J'aime étudier la distribution des espaces, l'intérieur d'un bateau pour trouver la configuration optimale. Il faut donc avoir un intérêt pour la création des aménagements et des espaces et un intérêt technique pour être un bon yacht designer.
Quel est le métier d'architecte naval et designer de superyacht ?
C'est un métier un peu méconnu en France. Pourtant c'est le pays de la plaisance, avec de nombreux constructeurs de voiliers, de bateaux de série.
Je dessine principalement des yachts à déplacement, à partir de 60 m. Notre dernier projet en cours mesure 183 m. J'ai aussi fait quelques vedettes rapides de 35 m.
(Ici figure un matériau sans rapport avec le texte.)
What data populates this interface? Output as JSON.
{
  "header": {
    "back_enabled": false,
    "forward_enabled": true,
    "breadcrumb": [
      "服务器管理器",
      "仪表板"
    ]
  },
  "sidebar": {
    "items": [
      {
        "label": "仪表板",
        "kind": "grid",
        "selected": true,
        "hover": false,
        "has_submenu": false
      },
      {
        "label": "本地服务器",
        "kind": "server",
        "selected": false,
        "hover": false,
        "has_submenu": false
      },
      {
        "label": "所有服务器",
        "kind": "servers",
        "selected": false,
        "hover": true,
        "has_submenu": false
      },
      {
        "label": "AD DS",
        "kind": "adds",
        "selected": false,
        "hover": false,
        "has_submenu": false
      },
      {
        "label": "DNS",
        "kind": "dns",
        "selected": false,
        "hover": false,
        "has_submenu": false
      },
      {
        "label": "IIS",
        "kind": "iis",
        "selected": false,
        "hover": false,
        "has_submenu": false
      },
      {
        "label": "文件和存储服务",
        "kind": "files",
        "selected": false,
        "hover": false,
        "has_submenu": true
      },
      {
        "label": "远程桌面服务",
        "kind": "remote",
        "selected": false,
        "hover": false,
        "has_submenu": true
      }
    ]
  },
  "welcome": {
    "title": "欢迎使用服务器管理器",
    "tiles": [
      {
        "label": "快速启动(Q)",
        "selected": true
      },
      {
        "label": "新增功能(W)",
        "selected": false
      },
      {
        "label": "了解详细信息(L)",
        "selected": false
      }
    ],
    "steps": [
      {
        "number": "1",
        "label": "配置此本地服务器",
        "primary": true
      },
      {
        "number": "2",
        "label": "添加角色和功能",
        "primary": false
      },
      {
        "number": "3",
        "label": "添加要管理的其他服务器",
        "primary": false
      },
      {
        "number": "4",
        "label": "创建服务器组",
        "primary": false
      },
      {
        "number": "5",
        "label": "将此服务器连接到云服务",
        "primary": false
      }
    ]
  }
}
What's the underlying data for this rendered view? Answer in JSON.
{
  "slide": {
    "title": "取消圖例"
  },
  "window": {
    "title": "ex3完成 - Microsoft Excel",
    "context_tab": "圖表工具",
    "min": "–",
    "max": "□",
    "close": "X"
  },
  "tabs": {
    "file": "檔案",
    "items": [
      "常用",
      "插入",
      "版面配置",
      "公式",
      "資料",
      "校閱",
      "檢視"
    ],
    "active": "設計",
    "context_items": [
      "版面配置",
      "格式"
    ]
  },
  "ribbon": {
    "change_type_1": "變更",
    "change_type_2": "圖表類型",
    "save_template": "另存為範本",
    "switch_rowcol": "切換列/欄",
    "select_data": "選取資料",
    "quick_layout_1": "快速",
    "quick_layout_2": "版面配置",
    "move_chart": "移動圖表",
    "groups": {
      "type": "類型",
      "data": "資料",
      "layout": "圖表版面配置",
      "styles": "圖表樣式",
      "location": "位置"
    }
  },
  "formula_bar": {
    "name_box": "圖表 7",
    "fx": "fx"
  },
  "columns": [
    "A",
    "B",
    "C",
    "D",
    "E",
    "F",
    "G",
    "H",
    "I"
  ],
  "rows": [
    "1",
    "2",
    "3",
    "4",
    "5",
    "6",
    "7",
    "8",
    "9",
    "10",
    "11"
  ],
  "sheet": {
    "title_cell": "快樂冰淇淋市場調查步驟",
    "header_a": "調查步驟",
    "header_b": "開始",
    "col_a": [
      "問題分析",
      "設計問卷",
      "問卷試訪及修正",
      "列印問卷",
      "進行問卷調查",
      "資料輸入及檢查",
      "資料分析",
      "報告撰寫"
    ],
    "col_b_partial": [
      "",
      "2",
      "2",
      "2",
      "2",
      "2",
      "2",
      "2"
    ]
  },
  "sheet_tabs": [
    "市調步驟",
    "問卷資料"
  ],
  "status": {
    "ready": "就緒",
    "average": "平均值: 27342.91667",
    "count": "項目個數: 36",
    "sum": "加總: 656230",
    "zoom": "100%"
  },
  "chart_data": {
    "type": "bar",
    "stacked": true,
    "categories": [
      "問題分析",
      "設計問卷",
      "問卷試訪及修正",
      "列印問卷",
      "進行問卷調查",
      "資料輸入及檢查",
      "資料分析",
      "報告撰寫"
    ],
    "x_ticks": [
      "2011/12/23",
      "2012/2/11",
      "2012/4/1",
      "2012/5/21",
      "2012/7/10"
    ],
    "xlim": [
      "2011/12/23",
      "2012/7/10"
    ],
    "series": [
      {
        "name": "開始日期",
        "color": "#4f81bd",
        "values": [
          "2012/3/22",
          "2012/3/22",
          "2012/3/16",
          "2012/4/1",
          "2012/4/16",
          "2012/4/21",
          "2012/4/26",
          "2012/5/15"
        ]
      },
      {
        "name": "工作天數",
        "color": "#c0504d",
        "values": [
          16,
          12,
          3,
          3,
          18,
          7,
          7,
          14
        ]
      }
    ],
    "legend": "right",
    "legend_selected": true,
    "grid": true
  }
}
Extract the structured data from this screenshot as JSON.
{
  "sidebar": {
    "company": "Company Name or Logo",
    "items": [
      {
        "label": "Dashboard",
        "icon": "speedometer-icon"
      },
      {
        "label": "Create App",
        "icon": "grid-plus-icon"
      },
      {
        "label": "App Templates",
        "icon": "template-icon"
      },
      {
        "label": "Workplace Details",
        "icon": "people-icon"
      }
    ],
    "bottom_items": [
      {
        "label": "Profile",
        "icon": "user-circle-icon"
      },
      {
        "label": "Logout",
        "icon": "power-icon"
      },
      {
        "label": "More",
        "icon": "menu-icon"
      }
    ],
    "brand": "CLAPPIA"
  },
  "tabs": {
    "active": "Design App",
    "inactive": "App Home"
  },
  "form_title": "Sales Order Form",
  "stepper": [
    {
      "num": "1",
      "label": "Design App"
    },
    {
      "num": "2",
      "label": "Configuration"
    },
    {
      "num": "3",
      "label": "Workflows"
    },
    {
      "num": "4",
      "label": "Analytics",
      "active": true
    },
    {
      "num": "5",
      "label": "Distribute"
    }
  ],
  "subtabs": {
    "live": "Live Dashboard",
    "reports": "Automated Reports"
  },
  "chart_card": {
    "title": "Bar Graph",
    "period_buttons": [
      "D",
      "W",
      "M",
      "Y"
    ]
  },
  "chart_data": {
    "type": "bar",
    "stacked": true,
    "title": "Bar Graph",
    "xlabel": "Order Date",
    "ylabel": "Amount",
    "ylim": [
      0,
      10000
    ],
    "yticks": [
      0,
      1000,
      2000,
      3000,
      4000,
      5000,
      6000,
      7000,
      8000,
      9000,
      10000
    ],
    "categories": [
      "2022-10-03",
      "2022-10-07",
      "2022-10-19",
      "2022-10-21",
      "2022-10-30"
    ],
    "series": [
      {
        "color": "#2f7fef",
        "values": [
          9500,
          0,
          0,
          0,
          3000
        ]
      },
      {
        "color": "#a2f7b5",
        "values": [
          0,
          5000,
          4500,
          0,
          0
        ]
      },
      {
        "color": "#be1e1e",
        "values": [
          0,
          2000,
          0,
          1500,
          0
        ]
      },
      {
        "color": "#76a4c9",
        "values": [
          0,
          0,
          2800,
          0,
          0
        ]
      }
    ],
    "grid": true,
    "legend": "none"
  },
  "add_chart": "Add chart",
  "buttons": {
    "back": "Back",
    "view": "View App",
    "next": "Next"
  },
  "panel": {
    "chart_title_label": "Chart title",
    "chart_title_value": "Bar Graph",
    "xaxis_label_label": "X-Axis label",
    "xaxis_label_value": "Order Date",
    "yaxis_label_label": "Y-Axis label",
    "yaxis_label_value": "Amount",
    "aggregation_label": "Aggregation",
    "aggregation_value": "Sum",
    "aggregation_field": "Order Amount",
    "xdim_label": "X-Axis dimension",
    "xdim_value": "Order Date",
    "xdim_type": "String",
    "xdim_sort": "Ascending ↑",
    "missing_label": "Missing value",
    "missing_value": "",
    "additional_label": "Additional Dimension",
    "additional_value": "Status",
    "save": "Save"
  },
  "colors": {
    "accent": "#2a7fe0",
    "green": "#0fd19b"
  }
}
Aujourd'hui, j'ai 26 collaborateurs dans mon entreprise, dont un département de 5 personnes pour les petits bateaux à coque planante, qui sont principalement des annexes pour les superyachts.
Au début de l'année, nous avons également présenté notre premier bateau de série pour le chantier norvégien Windy, le Shamal 37. On avait déjà travaillé avec eux puisqu'ils réalisent également des annexes haut de gamme sur mesure.
Vous dessinez également l'intérieur des bateaux ?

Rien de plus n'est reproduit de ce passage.